Les 13.000 habitants de Wukan, dans la province du Guangdong (sud), s'étaient soulevés fin 2011 pour chasser les caciques locaux du PCC qu'ils accusaient de s'enrichir à leurs dépends en saisissant leurs terres --un thème commun au reste du pays, à l'origine de multiples incidents.

Contre toute attente, le parti unique avait accepté la tenue d'un scrutin libre --remporté par les leaders du mouvement-- pour le choix d'un nouveau "comité de village" de sept membres, suscitant un vif intérêt national et international et des espoirs sur l'avenir des réformes politiques en Chine.

Mais à l'heure du renouvellement de leur mandat, les récentes arrestations des meneurs, le peu de succès rencontré dans les récupérations des terres revendiquées --et des pluies torrentielles-- ont plombé l'exercice.

Dans l'unique bureau de vote installé dans une école, l'ambiance est plutôt silencieuse, voire lugubre, sous la surveillance de dizaines de fonctionnaires envoyés de la ville de Lufeng, dont dépend administrativement Wukan, côtoyant des policiers, certains en armes.

"On est là parce que c'est le gouvernement qui organise", dira un fonctionnaire à l'AFP.

Treize jours avant le scrutin, les procureurs de Lufeng ont fait arrêter l'un des meneurs, Hong Ruichao, sous l'accusation d'avoir touché des pots-de-vin liés à "des projets immobiliers". Une semaine avant, c'était un autre élu du comité de village, Yang Simao, l'un des leaders les plus connus du mouvement, qui était mis sous les verrous sous des accusations semblables.

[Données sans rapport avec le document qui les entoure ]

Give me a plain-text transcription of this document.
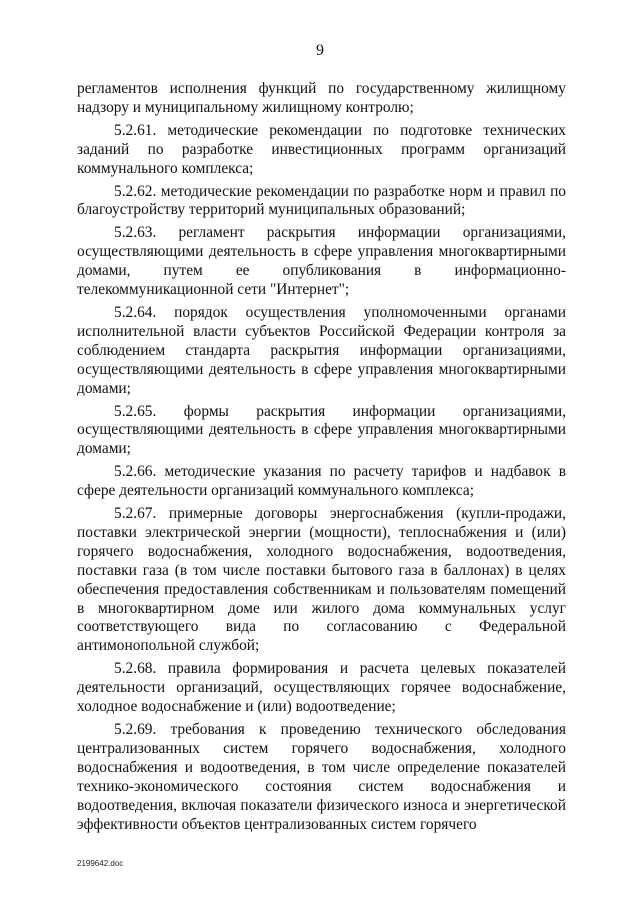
9

регламентов исполнения функций по государственному жилищному надзору и муниципальному жилищному контролю;

5.2.61. методические рекомендации по подготовке технических заданий по разработке инвестиционных программ организаций коммунального комплекса;

5.2.62. методические рекомендации по разработке норм и правил по благоустройству территорий муниципальных образований;

5.2.63. регламент раскрытия информации организациями, осуществляющими деятельность в сфере управления многоквартирными домами, путем ее опубликования в информационно-телекоммуникационной сети "Интернет";

5.2.64. порядок осуществления уполномоченными органами исполнительной власти субъектов Российской Федерации контроля за соблюдением стандарта раскрытия информации организациями, осуществляющими деятельность в сфере управления многоквартирными домами;

5.2.65. формы раскрытия информации организациями, осуществляющими деятельность в сфере управления многоквартирными домами;

5.2.66. методические указания по расчету тарифов и надбавок в сфере деятельности организаций коммунального комплекса;

5.2.67. примерные договоры энергоснабжения (купли-продажи, поставки электрической энергии (мощности), теплоснабжения и (или) горячего водоснабжения, холодного водоснабжения, водоотведения, поставки газа (в том числе поставки бытового газа в баллонах) в целях обеспечения предоставления собственникам и пользователям помещений в многоквартирном доме или жилого дома коммунальных услуг соответствующего вида по согласованию с Федеральной антимонопольной службой;

5.2.68. правила формирования и расчета целевых показателей деятельности организаций, осуществляющих горячее водоснабжение, холодное водоснабжение и (или) водоотведение;

5.2.69. требования к проведению технического обследования централизованных систем горячего водоснабжения, холодного водоснабжения и водоотведения, в том числе определение показателей технико-экономического состояния систем водоснабжения и водоотведения, включая показатели физического износа и энергетической эффективности объектов централизованных систем горячего

2199642.doc
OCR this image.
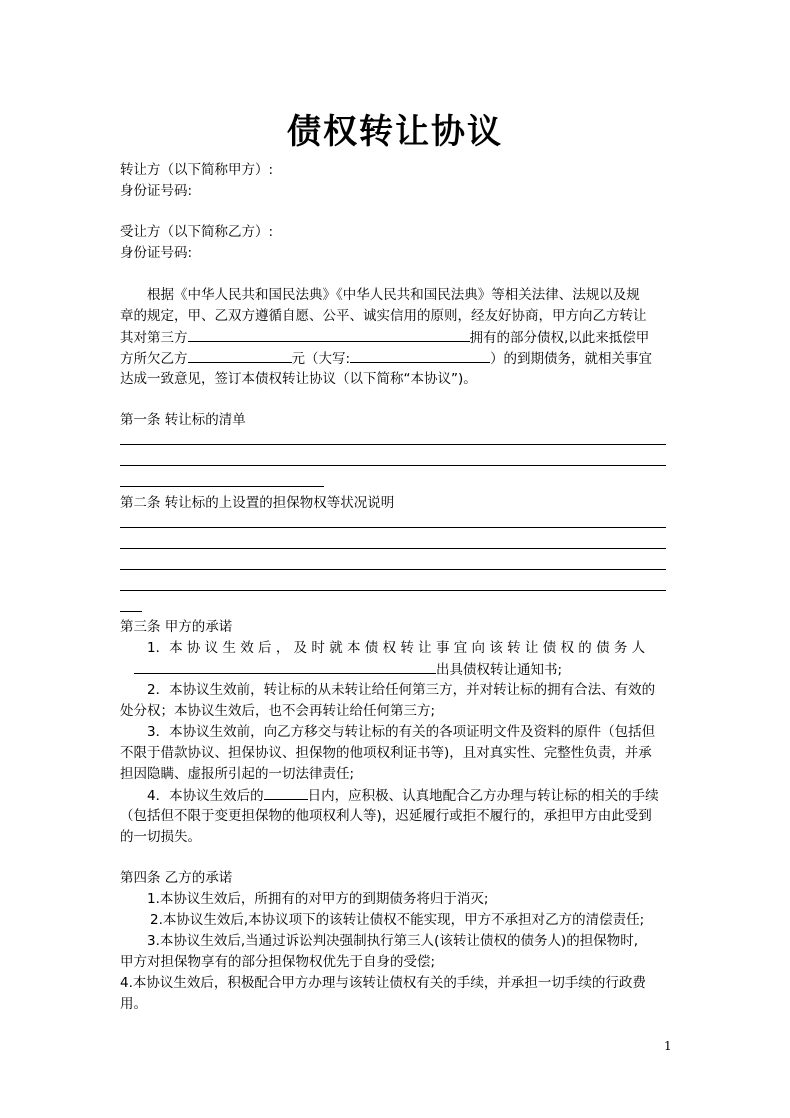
债权转让协议
转让方（以下简称甲方）:
身份证号码:
受让方（以下简称乙方）:
身份证号码:
根据《中华人民共和国民法典》《中华人民共和国民法典》等相关法律、法规以及规
章的规定，甲、乙双方遵循自愿、公平、诚实信用的原则，经友好协商，甲方向乙方转让
其对第三方	拥有的部分债权,以此来抵偿甲
方所欠乙方	元（大写:	）的到期债务，就相关事宜
达成一致意见，签订本债权转让协议（以下简称“本协议”)。
第一条 转让标的清单
第二条 转让标的上设置的担保物权等状况说明
第三条 甲方的承诺
1．本 协 议 生 效 后 ， 及 时 就 本 债 权 转 让 事 宜 向 该 转 让 债 权 的 债 务 人
出具债权转让通知书;
2．本协议生效前，转让标的从未转让给任何第三方，并对转让标的拥有合法、有效的
处分权；本协议生效后，也不会再转让给任何第三方;
3．本协议生效前，向乙方移交与转让标的有关的各项证明文件及资料的原件（包括但
不限于借款协议、担保协议、担保物的他项权利证书等)，且对真实性、完整性负责，并承
担因隐瞒、虚报所引起的一切法律责任;
4．本协议生效后的	日内，应积极、认真地配合乙方办理与转让标的相关的手续
（包括但不限于变更担保物的他项权利人等)，迟延履行或拒不履行的，承担甲方由此受到
的一切损失。
第四条 乙方的承诺
1.本协议生效后，所拥有的对甲方的到期债务将归于消灭;
2.本协议生效后,本协议项下的该转让债权不能实现，甲方不承担对乙方的清偿责任;
3.本协议生效后,当通过诉讼判决强制执行第三人(该转让债权的债务人)的担保物时,
甲方对担保物享有的部分担保物权优先于自身的受偿;
4.本协议生效后，积极配合甲方办理与该转让债权有关的手续，并承担一切手续的行政费
用。
1
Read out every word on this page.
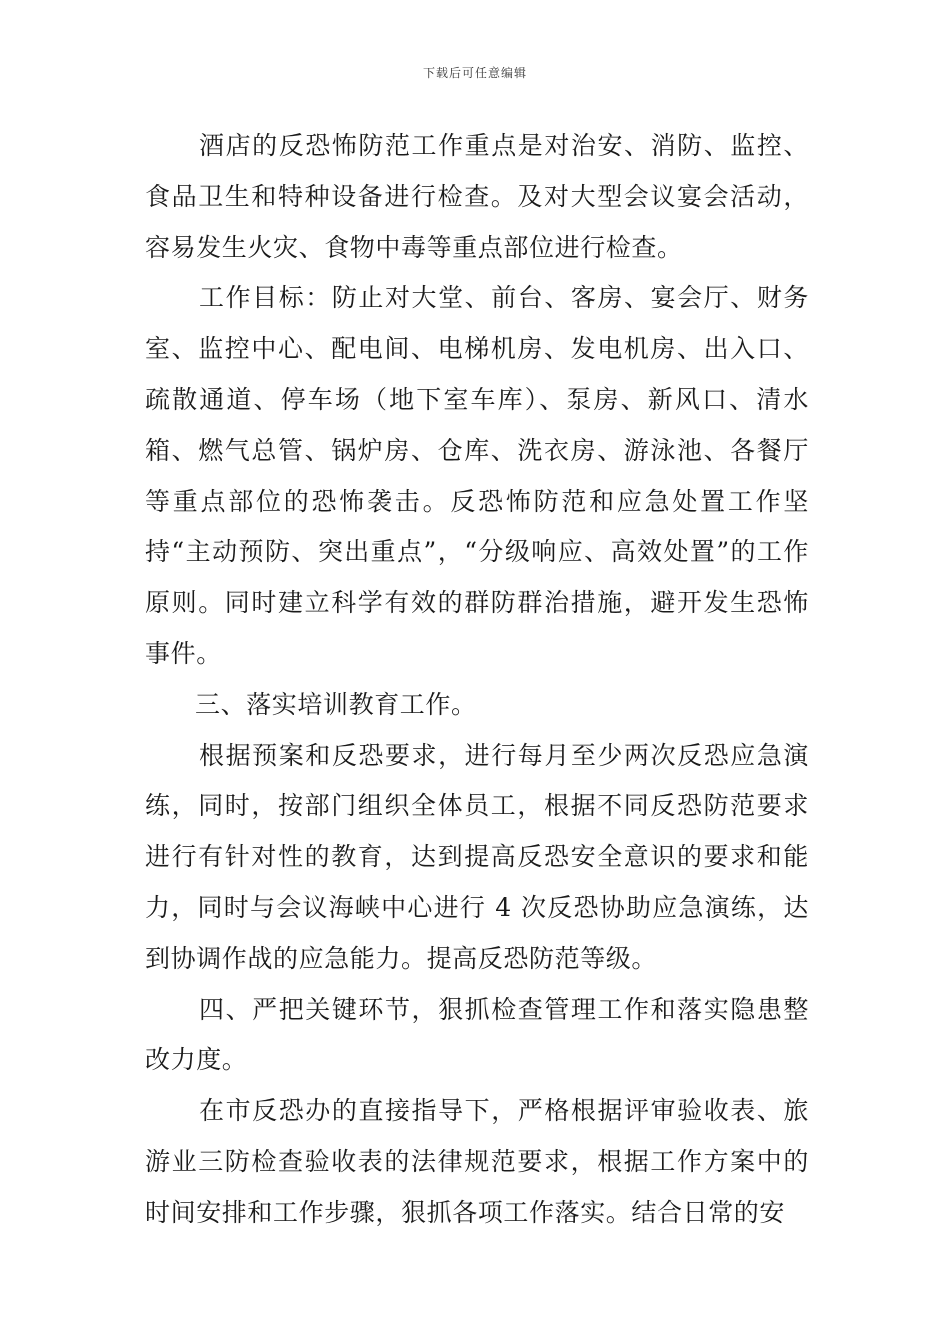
下载后可任意编辑

酒店的反恐怖防范工作重点是对治安、消防、监控、食品卫生和特种设备进行检查。及对大型会议宴会活动，容易发生火灾、食物中毒等重点部位进行检查。

工作目标：防止对大堂、前台、客房、宴会厅、财务室、监控中心、配电间、电梯机房、发电机房、出入口、疏散通道、停车场（地下室车库）、泵房、新风口、清水箱、燃气总管、锅炉房、仓库、洗衣房、游泳池、各餐厅等重点部位的恐怖袭击。反恐怖防范和应急处置工作坚持“主动预防、突出重点”，“分级响应、高效处置”的工作原则。同时建立科学有效的群防群治措施，避开发生恐怖事件。

三、落实培训教育工作。

根据预案和反恐要求，进行每月至少两次反恐应急演练，同时，按部门组织全体员工，根据不同反恐防范要求进行有针对性的教育，达到提高反恐安全意识的要求和能力，同时与会议海峡中心进行 4 次反恐协助应急演练，达到协调作战的应急能力。提高反恐防范等级。

四、严把关键环节，狠抓检查管理工作和落实隐患整改力度。

在市反恐办的直接指导下，严格根据评审验收表、旅游业三防检查验收表的法律规范要求，根据工作方案中的时间安排和工作步骤，狠抓各项工作落实。结合日常的安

Un autre des meneurs, Zhuang Liehong, a fui en janvier aux Etats-Unis une arrestation qu'il jugeait certaine et demandé l'asile politique.

"Il est évident que les autorités veulent reprendre en main la situation", a-t-il déclaré mercredi, joint au téléphone par l'AFP, tandis que des informations faisaient état d'une réinstallation dans ses fonctions d'un responsable du PCC chassé en 2011.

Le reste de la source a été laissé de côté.